Sta facendo molto rumore a Todi l’arresto di Giuseppe Ambrosio, il potente dirigente del Ministero dell’Agricoltura, ex capo di gabinetto dei Ministri Gaia e Galan, al centro di un "diffuso sistema corruttivo radicato" nel ministero, almeno secondo quanto sostenuto dall’accusa coordinata dal procuratore aggiunto Nello Rossi e dal pm Stefano Fava.
Ben più che l’articolazione del malaffare, però, la comunità locale sembra interessata a conoscere il coinvolgimento del Comune di Todi, il cui nome è finito sulla stampa nazionale in quanto soggetto beneficiario di contribuiti pubblici grazie all’interessamento di Ambrosio ed in cambio di un omesso controllo sui lavori edili realizzati nella sua villa nel territorio tuderte.
Nel capo d’imputazione si sostiene che i fondi vennero concessi nel dicembre del 2010, all’epoca dell’Amministrazione Ruggiano. Attraverso il Comune, da quel che è lecito supporre anche semplicemente sulla base de logo del Ministero apposto sui manifesti, almeno una parte dei fondi sarebbero stati destinati alla mostra di florovivaismo "Todifiorita".

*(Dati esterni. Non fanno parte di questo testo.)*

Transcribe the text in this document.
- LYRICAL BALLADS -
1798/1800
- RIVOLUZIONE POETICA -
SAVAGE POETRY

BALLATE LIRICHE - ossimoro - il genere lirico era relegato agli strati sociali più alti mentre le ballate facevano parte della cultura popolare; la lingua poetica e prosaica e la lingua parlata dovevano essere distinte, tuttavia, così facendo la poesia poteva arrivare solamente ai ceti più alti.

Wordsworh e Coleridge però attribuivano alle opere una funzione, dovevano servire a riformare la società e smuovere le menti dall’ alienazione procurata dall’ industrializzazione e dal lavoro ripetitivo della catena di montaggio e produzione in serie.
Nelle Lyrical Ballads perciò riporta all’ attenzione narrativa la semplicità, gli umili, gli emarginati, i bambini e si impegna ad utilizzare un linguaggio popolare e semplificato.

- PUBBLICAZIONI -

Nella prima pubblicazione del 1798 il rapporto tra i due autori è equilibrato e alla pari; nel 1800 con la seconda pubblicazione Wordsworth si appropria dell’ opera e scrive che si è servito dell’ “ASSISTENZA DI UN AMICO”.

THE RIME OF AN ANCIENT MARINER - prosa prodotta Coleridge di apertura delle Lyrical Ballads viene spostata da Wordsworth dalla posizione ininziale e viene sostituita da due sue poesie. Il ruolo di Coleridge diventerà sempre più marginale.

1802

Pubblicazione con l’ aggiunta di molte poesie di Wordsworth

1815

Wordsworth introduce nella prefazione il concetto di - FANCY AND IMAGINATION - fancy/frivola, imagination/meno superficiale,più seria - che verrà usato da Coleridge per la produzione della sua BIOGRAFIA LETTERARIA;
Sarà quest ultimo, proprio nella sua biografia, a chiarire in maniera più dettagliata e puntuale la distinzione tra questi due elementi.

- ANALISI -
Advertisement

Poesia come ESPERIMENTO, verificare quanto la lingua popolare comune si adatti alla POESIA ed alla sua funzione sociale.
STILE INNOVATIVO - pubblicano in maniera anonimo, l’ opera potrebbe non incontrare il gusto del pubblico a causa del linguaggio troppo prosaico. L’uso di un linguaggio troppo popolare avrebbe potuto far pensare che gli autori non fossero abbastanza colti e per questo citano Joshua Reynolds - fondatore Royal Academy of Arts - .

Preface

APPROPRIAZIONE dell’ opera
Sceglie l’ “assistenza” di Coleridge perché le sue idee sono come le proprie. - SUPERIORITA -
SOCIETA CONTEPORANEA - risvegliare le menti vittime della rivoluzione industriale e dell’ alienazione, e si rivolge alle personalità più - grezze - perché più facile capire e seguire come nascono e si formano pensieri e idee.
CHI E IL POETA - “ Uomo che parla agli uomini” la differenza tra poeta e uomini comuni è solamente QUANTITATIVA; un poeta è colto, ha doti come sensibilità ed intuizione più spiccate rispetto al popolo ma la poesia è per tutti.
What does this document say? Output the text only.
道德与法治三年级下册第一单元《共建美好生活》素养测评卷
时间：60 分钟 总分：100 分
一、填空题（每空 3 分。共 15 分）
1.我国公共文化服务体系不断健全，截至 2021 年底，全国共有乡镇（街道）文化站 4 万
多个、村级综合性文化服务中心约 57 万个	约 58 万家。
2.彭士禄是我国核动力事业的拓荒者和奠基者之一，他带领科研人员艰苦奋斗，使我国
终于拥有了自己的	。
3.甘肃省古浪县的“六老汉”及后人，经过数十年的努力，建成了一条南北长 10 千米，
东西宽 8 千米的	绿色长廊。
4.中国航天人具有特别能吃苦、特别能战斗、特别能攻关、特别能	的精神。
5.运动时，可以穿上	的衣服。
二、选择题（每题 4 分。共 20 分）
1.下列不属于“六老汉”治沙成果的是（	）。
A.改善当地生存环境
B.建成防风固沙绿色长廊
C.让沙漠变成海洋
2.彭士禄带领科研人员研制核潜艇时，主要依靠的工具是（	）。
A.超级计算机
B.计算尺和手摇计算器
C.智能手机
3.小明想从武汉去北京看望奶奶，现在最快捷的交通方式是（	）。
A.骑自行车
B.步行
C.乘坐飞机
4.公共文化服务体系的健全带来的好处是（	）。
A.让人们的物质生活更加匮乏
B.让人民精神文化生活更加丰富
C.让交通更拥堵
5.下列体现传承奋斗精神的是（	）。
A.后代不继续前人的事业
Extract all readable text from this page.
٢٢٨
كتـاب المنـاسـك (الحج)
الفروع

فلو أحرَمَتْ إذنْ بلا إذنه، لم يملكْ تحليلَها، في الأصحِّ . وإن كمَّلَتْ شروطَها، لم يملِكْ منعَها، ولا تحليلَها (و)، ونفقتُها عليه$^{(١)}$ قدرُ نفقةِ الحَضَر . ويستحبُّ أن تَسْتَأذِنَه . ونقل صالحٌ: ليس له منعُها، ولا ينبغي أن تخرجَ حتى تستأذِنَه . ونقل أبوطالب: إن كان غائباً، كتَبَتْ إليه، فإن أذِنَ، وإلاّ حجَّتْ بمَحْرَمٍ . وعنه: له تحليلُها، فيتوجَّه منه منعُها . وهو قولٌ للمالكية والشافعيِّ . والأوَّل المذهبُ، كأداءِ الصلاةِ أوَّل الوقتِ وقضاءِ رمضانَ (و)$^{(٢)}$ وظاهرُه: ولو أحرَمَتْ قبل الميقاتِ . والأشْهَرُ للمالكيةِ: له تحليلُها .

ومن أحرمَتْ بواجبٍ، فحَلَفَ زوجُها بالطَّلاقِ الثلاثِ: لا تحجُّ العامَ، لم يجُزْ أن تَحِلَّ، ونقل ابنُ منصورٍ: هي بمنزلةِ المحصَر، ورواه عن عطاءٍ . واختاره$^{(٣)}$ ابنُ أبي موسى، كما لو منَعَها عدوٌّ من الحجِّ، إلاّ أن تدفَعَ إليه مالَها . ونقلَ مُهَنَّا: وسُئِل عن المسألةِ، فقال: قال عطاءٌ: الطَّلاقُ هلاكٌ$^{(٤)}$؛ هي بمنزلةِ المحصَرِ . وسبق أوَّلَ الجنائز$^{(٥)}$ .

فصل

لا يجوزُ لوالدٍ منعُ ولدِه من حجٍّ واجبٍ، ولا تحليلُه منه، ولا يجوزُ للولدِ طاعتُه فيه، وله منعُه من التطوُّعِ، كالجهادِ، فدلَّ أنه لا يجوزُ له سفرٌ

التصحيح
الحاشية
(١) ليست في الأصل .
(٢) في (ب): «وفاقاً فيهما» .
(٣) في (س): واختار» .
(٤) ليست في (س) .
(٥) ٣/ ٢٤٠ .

L’ex sindaco ha tenuto a chiarire che i contributi ricevuti dal Comune da parte del Ministero "sono stati tutti, sempre, destinati ad iniziative quali Tipico dop art e Todifiorita o al miglioramento delle aree di verde pubblico", ma di non essere in grado ricostruire a memoria esattamente a cosa venne destinato il contributo di 125.000 euro, seppur nella certezza che "tutto è stato rendicontato con precisione".
In merito all’utilizzo del contributo si registra anche un comunicato dell’Associazione VERDE TODI, organizzatrice della mostra “TODIFIORITA", il cui Presidente, Luigi Frassineti, tiene a precisare "per l’anno 2010 le somme ricevute sono state pari ad euro 15.000,00 (quindicimila), a fronte di spese rendicontate di € 16,500,00 (Sedicimilacinquecento). Tali spese non comprendono quelle sostenute per gli arredi della città, offerti da sponsor privati ed i lavori per l’organizzazione della manifestazione, completamente gratuiti in quanto effettuati dagli associati".
Al di là del corretto utilizzo dei finanziamenti, in ogni caso, la magistratura sembra però interessata a verificare se quei contributi pubblici siano stati facilitati da Ambrosio nel tentativo di condizionare il comportamento dell’ente nei confronti delle sue pratiche edilizie, situazione questa che per gli inquirenti si sarebbe verificata in modo pressochè analogo anche nel Comune di Maratea (dove l’ex capo di gabinetto ha un’altra villa), a favore del quale il Ministero concesse un finanziamento di 63.500 euro euro.